New insights into the proton structure
The electron and proton are the only two particles, which are stable in the isolated state. The main goal of particle physics is to understand what these particles are made of, what their internal structure is, and what makes them stable.
Building onto the same principles that successfully describe the electron structure, the authors of a new scientific publication introduce an experimentally matching proton model:
Briefly, the authors re-establish the proton’s elementary particle status, and discover that the proton has a toroidal internal structure.
Why is it time to re-open a discussion of the proton’s structure? The currently popular quark model claims that the proton comprises charged point-particles (quarks) that are enclosed within the 0.84 fm proton radius. The quark model suffers from a number of drawbacks:
- As explained in 10 minutes here, the quark model contradicts experimental data and necessitates stacking assumptions-upon-assumptions-upon-assumptions
- The concept of a charged point-particle contradicts Maxwell’s equation (its energy would be infinite), the concept of quarks’ enclosure within 0.84 fm violates Heisenberg uncertainty, and the presence of massive virtual particles violates Noether’s theorem.
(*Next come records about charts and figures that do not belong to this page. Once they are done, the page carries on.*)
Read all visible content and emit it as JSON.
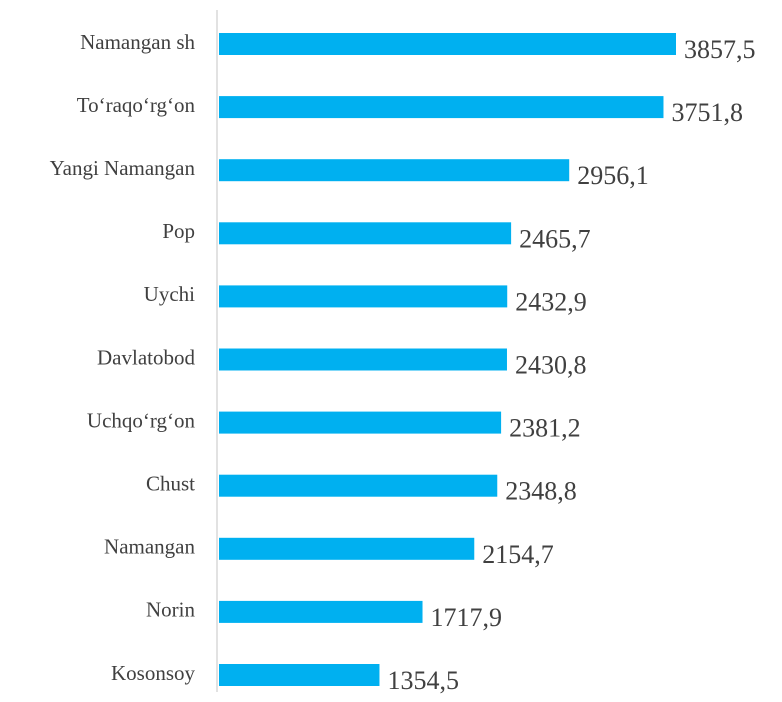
{
  "chart_data": {
    "type": "bar",
    "orientation": "horizontal",
    "categories": [
      "Namangan sh",
      "To‘raqo‘rg‘on",
      "Yangi Namangan",
      "Pop",
      "Uychi",
      "Davlatobod",
      "Uchqo‘rg‘on",
      "Chust",
      "Namangan",
      "Norin",
      "Kosonsoy"
    ],
    "values": [
      3857.5,
      3751.8,
      2956.1,
      2465.7,
      2432.9,
      2430.8,
      2381.2,
      2348.8,
      2154.7,
      1717.9,
      1354.5
    ],
    "value_labels": [
      "3857,5",
      "3751,8",
      "2956,1",
      "2465,7",
      "2432,9",
      "2430,8",
      "2381,2",
      "2348,8",
      "2154,7",
      "1717,9",
      "1354,5"
    ],
    "color": "#00b0f0"
  }
}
It is preferable to find a proton model which does not contradict all the foundational laws of physics.
- The quark model proposes that the bulk of the proton mass comprises force-carrying virtual particles, which is by definition a meta-stable state; and such model is contradiction with the claimed inseparability of quarks and also in contradiction with the proton’s stability.
We emphasize that we are at the “opening of dialogue” stage, and it requires further investigations to make definite conclusions. Currently, the CleanHME community is split between scientists endorsing the above-mentioned contradictions of the quark model, and scientists endorsing the novel single-particle toroidal proton model.
This dialogue marks the start of a new road, which eventually leads to a deeper understanding of elementary particles and nuclear structures. There are still many questions to investigate further. For example, the article points out that it is yet to be clarified whether the proton has a single magnetic flux quantum, or two magnetic flux quanta along the poloidal and toroidal directions.